This section is presented as a lecture. A video link will be added after the course.

Below we have a brief summary:

Why pipelines ?

Pipelines help automate a series of tasks, allowing better handling, consistency and traceability.

They are useful when running each step manually would be arduous.

Nextflow

drawing

Nextflow is primarily a language, that helps you scaffold a series of tasks into a modern reproducible workflow/pipeline. It provides a way to automate program downloads (using containers), passing of data through a pipeline (with its data flow programming model) and is modular which allows reuse of modules across any pipeline.

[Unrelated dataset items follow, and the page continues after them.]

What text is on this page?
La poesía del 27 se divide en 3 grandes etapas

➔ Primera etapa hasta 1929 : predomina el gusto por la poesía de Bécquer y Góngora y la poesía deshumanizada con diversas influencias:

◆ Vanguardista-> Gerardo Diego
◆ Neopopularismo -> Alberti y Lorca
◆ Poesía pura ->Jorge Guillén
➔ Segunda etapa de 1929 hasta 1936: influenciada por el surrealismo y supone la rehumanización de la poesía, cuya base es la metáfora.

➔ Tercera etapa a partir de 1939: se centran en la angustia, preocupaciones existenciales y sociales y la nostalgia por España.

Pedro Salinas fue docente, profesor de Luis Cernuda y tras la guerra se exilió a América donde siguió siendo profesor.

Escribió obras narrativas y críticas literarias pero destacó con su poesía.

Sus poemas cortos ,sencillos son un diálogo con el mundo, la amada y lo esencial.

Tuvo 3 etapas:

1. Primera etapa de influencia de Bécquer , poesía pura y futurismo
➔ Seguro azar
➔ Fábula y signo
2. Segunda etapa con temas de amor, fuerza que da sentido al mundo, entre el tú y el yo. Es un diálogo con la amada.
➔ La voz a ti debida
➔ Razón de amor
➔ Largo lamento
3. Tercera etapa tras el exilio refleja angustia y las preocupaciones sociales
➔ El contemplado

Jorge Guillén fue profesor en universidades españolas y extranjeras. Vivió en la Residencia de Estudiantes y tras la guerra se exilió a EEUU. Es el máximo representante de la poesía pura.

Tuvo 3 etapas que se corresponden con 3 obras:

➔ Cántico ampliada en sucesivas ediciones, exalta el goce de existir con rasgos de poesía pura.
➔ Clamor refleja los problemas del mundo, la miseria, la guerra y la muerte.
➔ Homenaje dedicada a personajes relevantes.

Check out the documentation here

Not only this, Nextflow has lots of other features that make it really useful:

Runtime: Has simple ways to run the pipelines across different infrastructure (on HPC, locally, AWS, etc.)
Version Control: Is integrated with Github and other version control software, for transparent coding and tracebility.
Unit testing: Has a way to test each module using nf-test unit testing, to help ensure all constituent parts don't fail
Community: It is a huge and diverse community all commited to build reproducible, effective and automated data pipelines (nf-core.io)

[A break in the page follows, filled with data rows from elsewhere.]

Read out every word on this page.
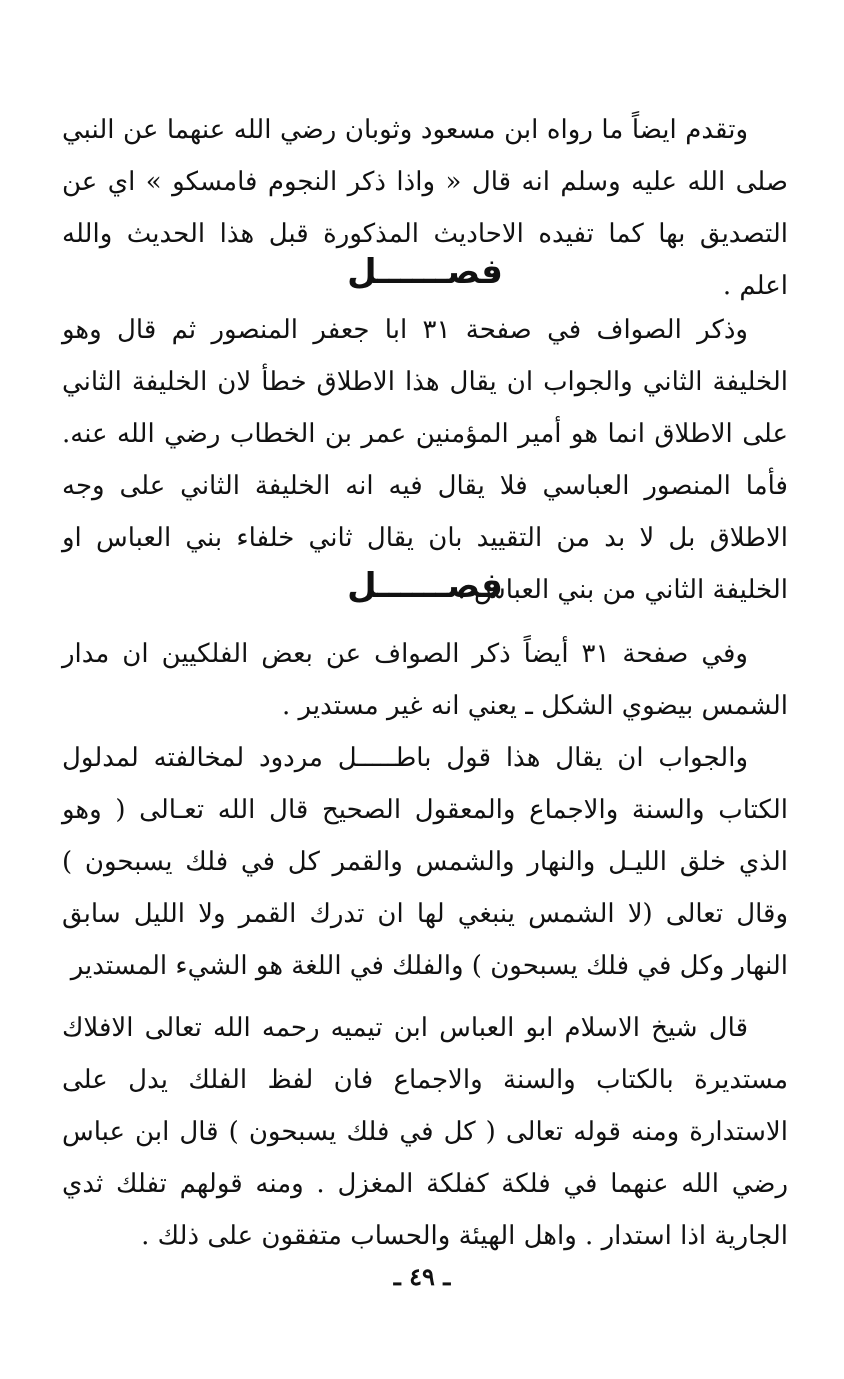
وتقدم ايضاً ما رواه ابن مسعود وثوبان رضي الله عنهما عن النبي صلى الله عليه وسلم انه قال « واذا ذكر النجوم فامسكو » اي عن التصديق بها كما تفيده الاحاديث المذكورة قبل هذا الحديث والله اعلم .

فصــــــل

وذكر الصواف في صفحة ٣١ ابا جعفر المنصور ثم قال وهو الخليفة الثاني والجواب ان يقال هذا الاطلاق خطأ لان الخليفة الثاني على الاطلاق انما هو أمير المؤمنين عمر بن الخطاب رضي الله عنه. فأما المنصور العباسي فلا يقال فيه انه الخليفة الثاني على وجه الاطلاق بل لا بد من التقييد بان يقال ثاني خلفاء بني العباس او الخليفة الثاني من بني العباس .

فصــــــل

وفي صفحة ٣١ أيضاً ذكر الصواف عن بعض الفلكيين ان مدار الشمس بيضوي الشكل ـ يعني انه غير مستدير .

والجواب ان يقال هذا قول باطـــــل مردود لمخالفته لمدلول الكتاب والسنة والاجماع والمعقول الصحيح قال الله تعـالى ( وهو الذي خلق الليـل والنهار والشمس والقمر كل في فلك يسبحون ) وقال تعالى (لا الشمس ينبغي لها ان تدرك القمر ولا الليل سابق النهار وكل في فلك يسبحون ) والفلك في اللغة هو الشيء المستدير

قال شيخ الاسلام ابو العباس ابن تيميه رحمه الله تعالى الافلاك مستديرة بالكتاب والسنة والاجماع فان لفظ الفلك يدل على الاستدارة ومنه قوله تعالى ( كل في فلك يسبحون ) قال ابن عباس رضي الله عنهما في فلكة كفلكة المغزل . ومنه قولهم تفلك ثدي الجارية اذا استدار . واهل الهيئة والحساب متفقون على ذلك .

ـ ٤٩ ـ
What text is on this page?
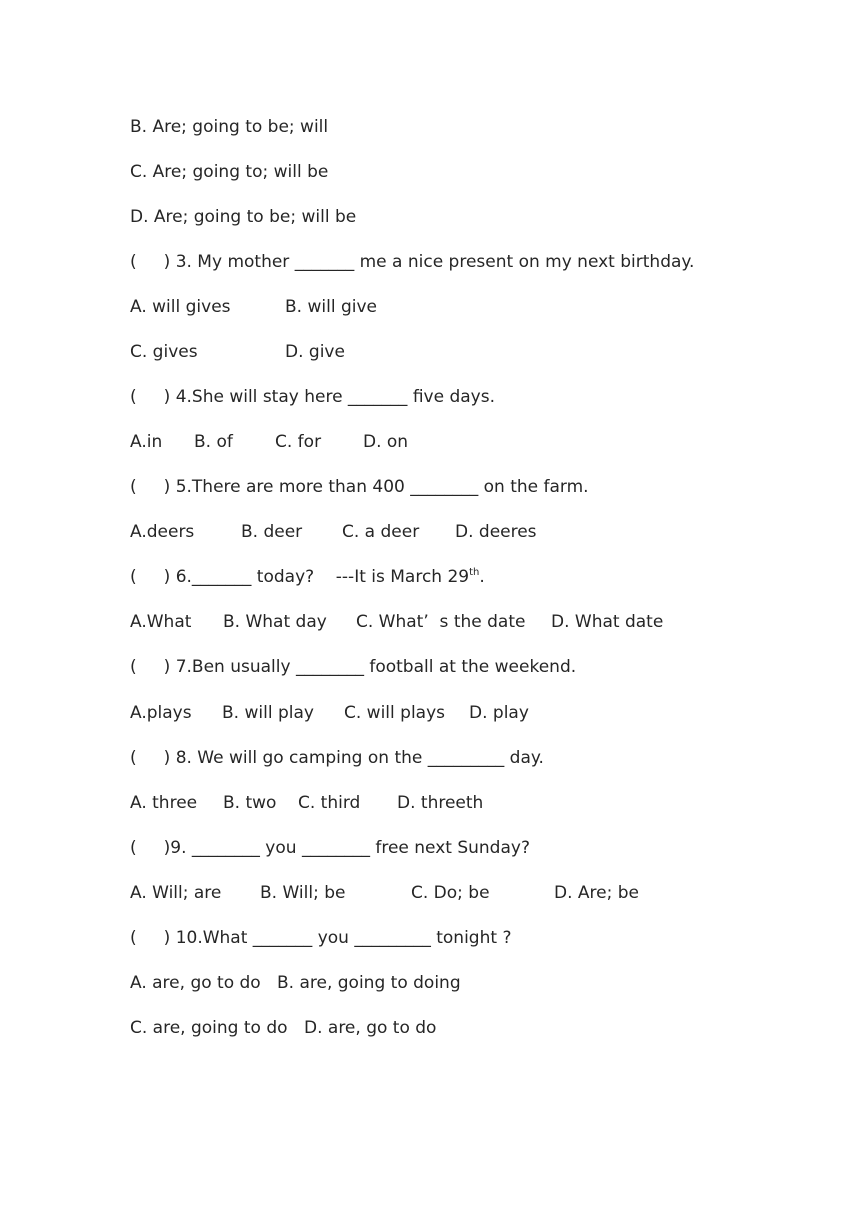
B. Are; going to be; will
C. Are; going to; will be
D. Are; going to be; will be
(     ) 3. My mother _______ me a nice present on my next birthday.

A. will gives

	B. will give

C. gives

	D. give

(     ) 4.She will stay here _______ five days.

A.in

B. of

C. for

D. on

(     ) 5.There are more than 400 ________ on the farm.

A.deers

	B. deer

C. a deer

D. deeres

(     ) 6._______ today?    ---It is March 29th.

A.What

B. What day

C. What’  s the date

D. What date

(     ) 7.Ben usually ________ football at the weekend.

A.plays

B. will play

C. will plays

D. play

(     ) 8. We will go camping on the _________ day.

A. three

B. two

C. third

D. threeth

(     )9. ________ you ________ free next Sunday?

A. Will; are

B. Will; be

	C. Do; be

	D. Are; be

(     ) 10.What _______ you _________ tonight ?

A. are, go to do

B. are, going to doing

C. are, going to do

D. are, go to do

To learn more about Nextflow, there is excellent training material at https://training.nextflow.io/

Nextflow basic structure

Nextflow has a consistent structure that is built up of two main concepts:

Processes: a particular job/script/program (1 or multiple) that can have its own inputs/output and a script block. The building blocks of Nextflow, which can be seen as a module.

and

Channels: which carry the data from input or to output and also pass data between processes. Here, processes expect data to be in channels, so that Nextflow knows how to handle each data type.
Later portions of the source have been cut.